Heavier days at work mean less time and energy spent paying attention to my inner domestic world. Then the pendulum swings back the other way, the day job eases up a little, and I put more effort into mindfulness and developing good personal habits and all that.

Here are a few steps I’ve taken recently in my quest to reclaim my free-time:

    • Read a good book. Not one of my usual nonfiction self-improvement sort, but a smart, intriguing thriller that held my attention captive for many days. Afterward, I was inspired to read more about the author (whom I probably should have known of already, but didn’t), PD James. This is a great interview. I mean, so rich and inspiring I had to pace myself, I couldn’t take it all in at once. Here’s a sample: “[…]it occurred to James that a convenient moment to start her writing career would never present itself and that if she didn’t hurry, she would wind up ‘unfulfilled as a human being.’ At 35, she began her early morning regime.”
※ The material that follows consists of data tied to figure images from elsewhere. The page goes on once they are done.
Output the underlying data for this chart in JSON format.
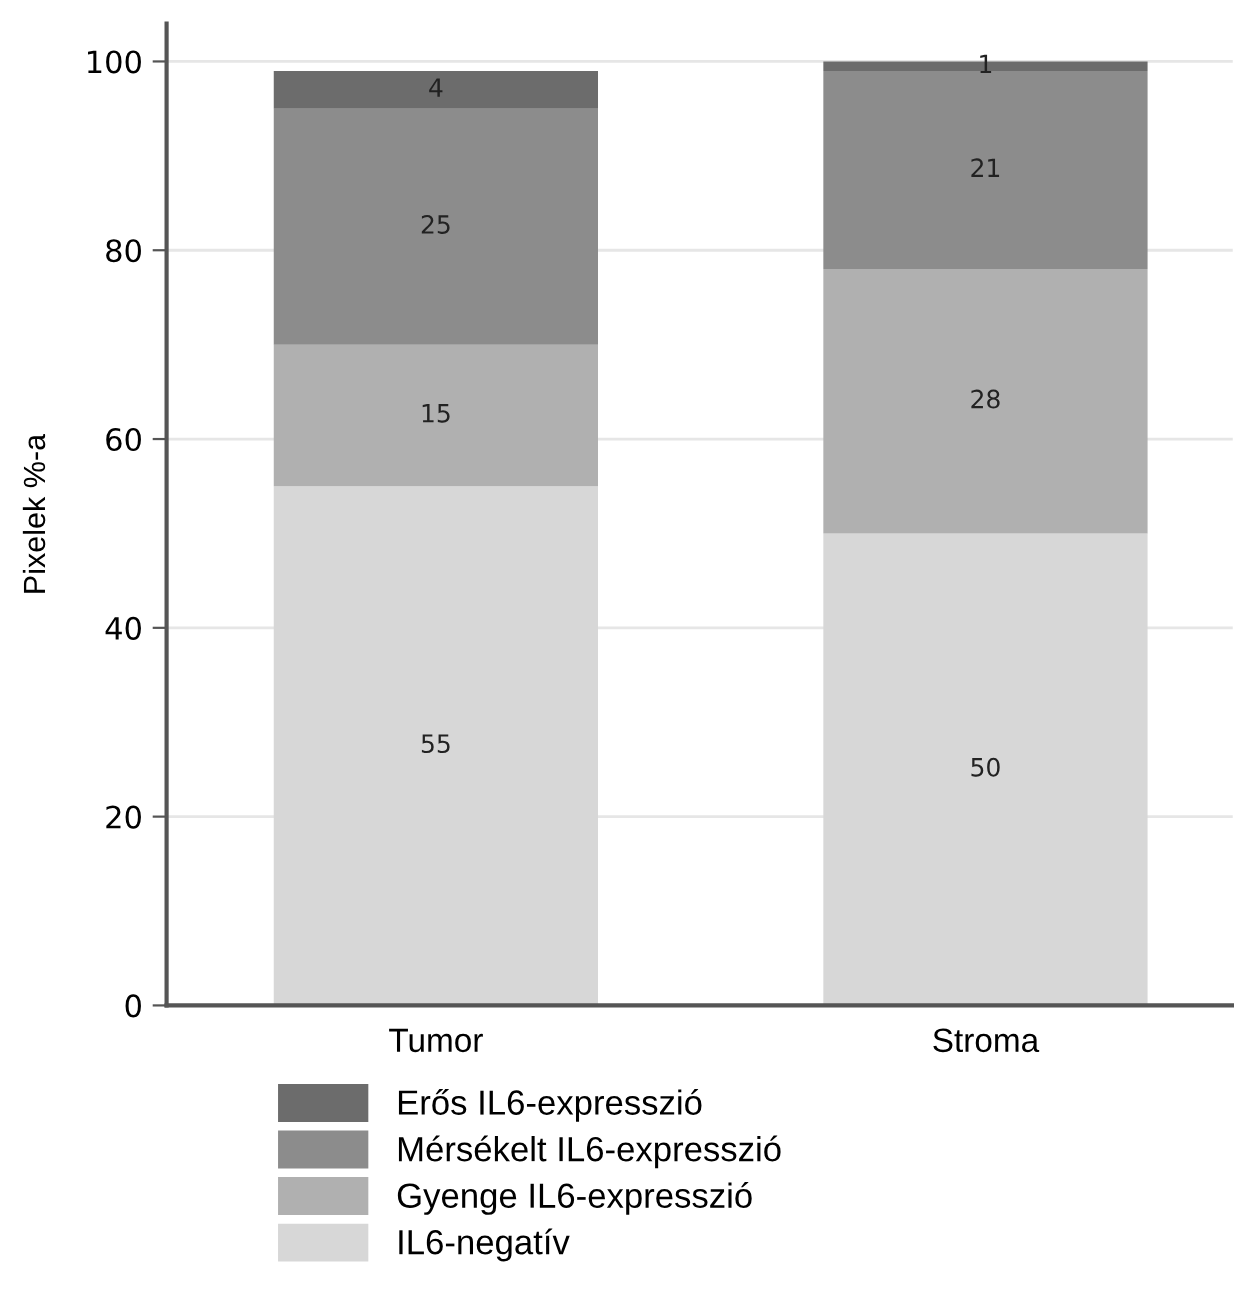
{
  "chart_data": {
    "type": "bar",
    "stacked": true,
    "ylabel": "Pixelek %-a",
    "categories": [
      "Tumor",
      "Stroma"
    ],
    "series": [
      {
        "name": "IL6-negatív",
        "color": "#d7d7d7",
        "values": [
          55,
          50
        ]
      },
      {
        "name": "Gyenge IL6-expresszió",
        "color": "#b0b0b0",
        "values": [
          15,
          28
        ]
      },
      {
        "name": "Mérsékelt IL6-expresszió",
        "color": "#8c8c8c",
        "values": [
          25,
          21
        ]
      },
      {
        "name": "Erős IL6-expresszió",
        "color": "#6c6c6c",
        "values": [
          4,
          1
        ]
      }
    ],
    "ylim": [
      0,
      104
    ],
    "yticks": [
      0,
      20,
      40,
      60,
      80,
      100
    ],
    "grid": "y",
    "legend": "bottom",
    "data_labels": true
  }
}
    • Make an effort to take my dog out earlier in the mornings when possible, rather than saving it for the last thing I do before I leave. That way I’m not in a rush and we can both enjoy ourselves more.
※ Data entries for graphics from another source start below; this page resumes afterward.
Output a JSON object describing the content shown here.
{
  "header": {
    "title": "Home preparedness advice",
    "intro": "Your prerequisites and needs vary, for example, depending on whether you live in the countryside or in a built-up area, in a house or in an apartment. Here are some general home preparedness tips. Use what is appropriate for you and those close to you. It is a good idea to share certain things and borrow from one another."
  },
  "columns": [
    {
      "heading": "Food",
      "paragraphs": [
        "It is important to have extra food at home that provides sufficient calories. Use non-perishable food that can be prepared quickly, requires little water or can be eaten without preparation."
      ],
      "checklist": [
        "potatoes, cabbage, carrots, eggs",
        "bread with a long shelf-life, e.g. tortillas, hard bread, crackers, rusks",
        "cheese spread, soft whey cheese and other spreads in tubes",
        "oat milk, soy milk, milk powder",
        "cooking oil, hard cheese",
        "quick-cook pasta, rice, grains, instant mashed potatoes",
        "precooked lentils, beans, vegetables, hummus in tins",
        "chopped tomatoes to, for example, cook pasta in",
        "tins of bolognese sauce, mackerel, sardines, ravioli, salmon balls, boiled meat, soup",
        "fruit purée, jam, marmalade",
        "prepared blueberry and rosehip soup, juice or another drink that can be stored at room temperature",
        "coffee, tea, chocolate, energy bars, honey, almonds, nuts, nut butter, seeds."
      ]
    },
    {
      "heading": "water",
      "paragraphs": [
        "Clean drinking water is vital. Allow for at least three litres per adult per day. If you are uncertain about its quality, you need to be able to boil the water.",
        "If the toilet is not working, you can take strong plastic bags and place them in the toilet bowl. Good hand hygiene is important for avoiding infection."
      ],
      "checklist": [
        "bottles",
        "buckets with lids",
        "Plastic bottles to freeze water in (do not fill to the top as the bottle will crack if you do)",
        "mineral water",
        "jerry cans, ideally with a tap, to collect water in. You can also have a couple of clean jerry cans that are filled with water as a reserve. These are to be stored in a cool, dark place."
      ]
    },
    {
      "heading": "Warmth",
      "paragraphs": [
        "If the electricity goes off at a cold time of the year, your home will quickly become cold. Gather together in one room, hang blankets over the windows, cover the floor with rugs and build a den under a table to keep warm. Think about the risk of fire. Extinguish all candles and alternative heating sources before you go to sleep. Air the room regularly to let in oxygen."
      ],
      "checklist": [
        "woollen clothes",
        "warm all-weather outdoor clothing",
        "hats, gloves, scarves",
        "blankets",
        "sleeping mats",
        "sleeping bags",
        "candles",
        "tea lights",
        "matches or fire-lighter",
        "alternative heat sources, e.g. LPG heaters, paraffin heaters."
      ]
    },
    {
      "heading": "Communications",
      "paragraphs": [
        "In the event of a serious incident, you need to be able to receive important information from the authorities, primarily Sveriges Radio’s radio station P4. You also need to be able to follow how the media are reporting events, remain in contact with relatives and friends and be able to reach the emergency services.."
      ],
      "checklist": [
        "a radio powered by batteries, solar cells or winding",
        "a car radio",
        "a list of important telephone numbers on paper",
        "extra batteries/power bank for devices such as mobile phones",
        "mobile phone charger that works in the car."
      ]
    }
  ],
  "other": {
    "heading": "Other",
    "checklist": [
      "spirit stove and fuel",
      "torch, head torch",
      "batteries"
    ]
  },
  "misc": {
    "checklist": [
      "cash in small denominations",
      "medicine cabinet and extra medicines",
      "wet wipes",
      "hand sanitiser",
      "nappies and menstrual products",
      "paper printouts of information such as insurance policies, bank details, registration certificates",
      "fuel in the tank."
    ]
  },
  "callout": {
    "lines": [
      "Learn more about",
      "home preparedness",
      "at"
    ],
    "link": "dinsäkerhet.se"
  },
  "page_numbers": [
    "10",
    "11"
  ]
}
    • Watch a film I’ve always wanted to see on a weeknight. For some reason, I always view watching movies as this big event, a  luxury that can only be enjoyed over the course of a weekend with ample free time. One night I decided to watch Before Sunrise after work instead of doing the usual lounging/goofing off/browsing the web. It felt like such a treat. There’s no reason I can’t step up the quality of my evening entertainment from time-to-time.
    • Start calling the people I always mean to call, but don’t. I’ve had great conversations with my little brother and one of my oldest friends in the past week or so. In fact, my friend and I spoke for three and a half hours or something crazy. I never do that! Nor can I afford to regularly…but it felt great to catch up.
    • Attend a social function alone, forcing myself to introduce myself to others. I’ve avoided this scenario for months and finally faced up to it, and I was glad I did.